Memo: To Parker & Pepper
Dept: African Greys
Subject: The Holiday Season — A Review
The holiday season will be here very soon, and we should all be very excited. As you remember from previous holidays, this is the time of year when I spend more time in the kitchen. Our home takes on a festive spirit and many friends will be coming over. We have come to an understanding about the holidays, and you know the rules. But I thought we could go over them just for a review, in case you might have forgotten them from last year.
When the appliances are on, you are not to even put so much as one toe in the kitchen. I really don’t care if I am glazing the Christmas walnuts and you want to help; you are to keep firmly planted on your playgyms and watch me or play with your foraging toys. Do not begin whistling "Bridge on the River Kwai” when I am counting cups of flour, and don’t throw your toys at Mattie the dog.
This year, we are going to have a Christmas tree. The tree is not to be climbed like Mount Everest, and there will be no rooting around underneath it for your gifts from Santa. You may not swing from the branches, throw the ornaments onto the floor, chew on the popcorn strings and you are not to fight to be the first to climb to the top and declare yourself the "Christmas Parrot.”
The greeting cards you receive are to be admired and displayed until New Year’s Day. Only at that time will you be allowed to chew them into little bits after I have inspected them and deemed them safe.
There will be holiday treats for you as usual. There will be no arguing about who got more, who got the biggest portion and "who likes who” best. Any of that and you both are subject to the usual one almond subtraction from your treat allowance.
Try not to laugh when the song "White Christmas" plays on the stereo. I am fully aware that we live in South Florida.
You will not roll your eyes when non-parrot people ask if you are a partridge and, if so, where is your pear tree?

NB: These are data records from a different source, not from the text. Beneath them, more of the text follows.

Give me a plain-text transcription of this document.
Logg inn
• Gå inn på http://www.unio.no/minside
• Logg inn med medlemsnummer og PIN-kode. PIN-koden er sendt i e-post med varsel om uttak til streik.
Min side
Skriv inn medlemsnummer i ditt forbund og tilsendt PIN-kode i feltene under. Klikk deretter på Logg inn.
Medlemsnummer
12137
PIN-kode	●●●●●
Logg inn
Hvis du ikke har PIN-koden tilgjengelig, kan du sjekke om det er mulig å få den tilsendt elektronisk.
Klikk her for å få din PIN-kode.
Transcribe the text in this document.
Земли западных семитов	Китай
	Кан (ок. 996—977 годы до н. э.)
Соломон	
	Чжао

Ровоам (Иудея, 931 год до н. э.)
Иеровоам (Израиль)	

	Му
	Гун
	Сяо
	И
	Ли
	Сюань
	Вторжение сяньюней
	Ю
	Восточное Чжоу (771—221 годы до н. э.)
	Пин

You will sit with me while I write thank-you notes to all who gave you gifts. I don’t care if you think it’s boring, it’s what we do. There will be no fidgeting and no whining from either of you while this time-honored and tedious tradition is followed.
There are two types of warm cider in this house over the holidays: "adult cider” and "parrot cider.” Guess which one you get?
You are both invited to Christmas dinner. Diving into the sweet potatoes is frowned upon. You remember what happened last year with the roasted-beet and pomegranate salad and the antique white table cloth, don’t you? Let’s try not to repeat that spectacle.
Please be on your best behavior when you get your photo taken with Santa Claus. There will be no chewing on Santa’s beard or munching on the pom-pom of his hat. And do not poop on Santa.
Let’s all have a happy holiday. You know I love you very much, and I’m happy that we can spend them together. Thanks to you two and Mattie the dog, we have a strange but loving family, close friends and few worries. I know it will be a fun, happy and safe holiday for us all.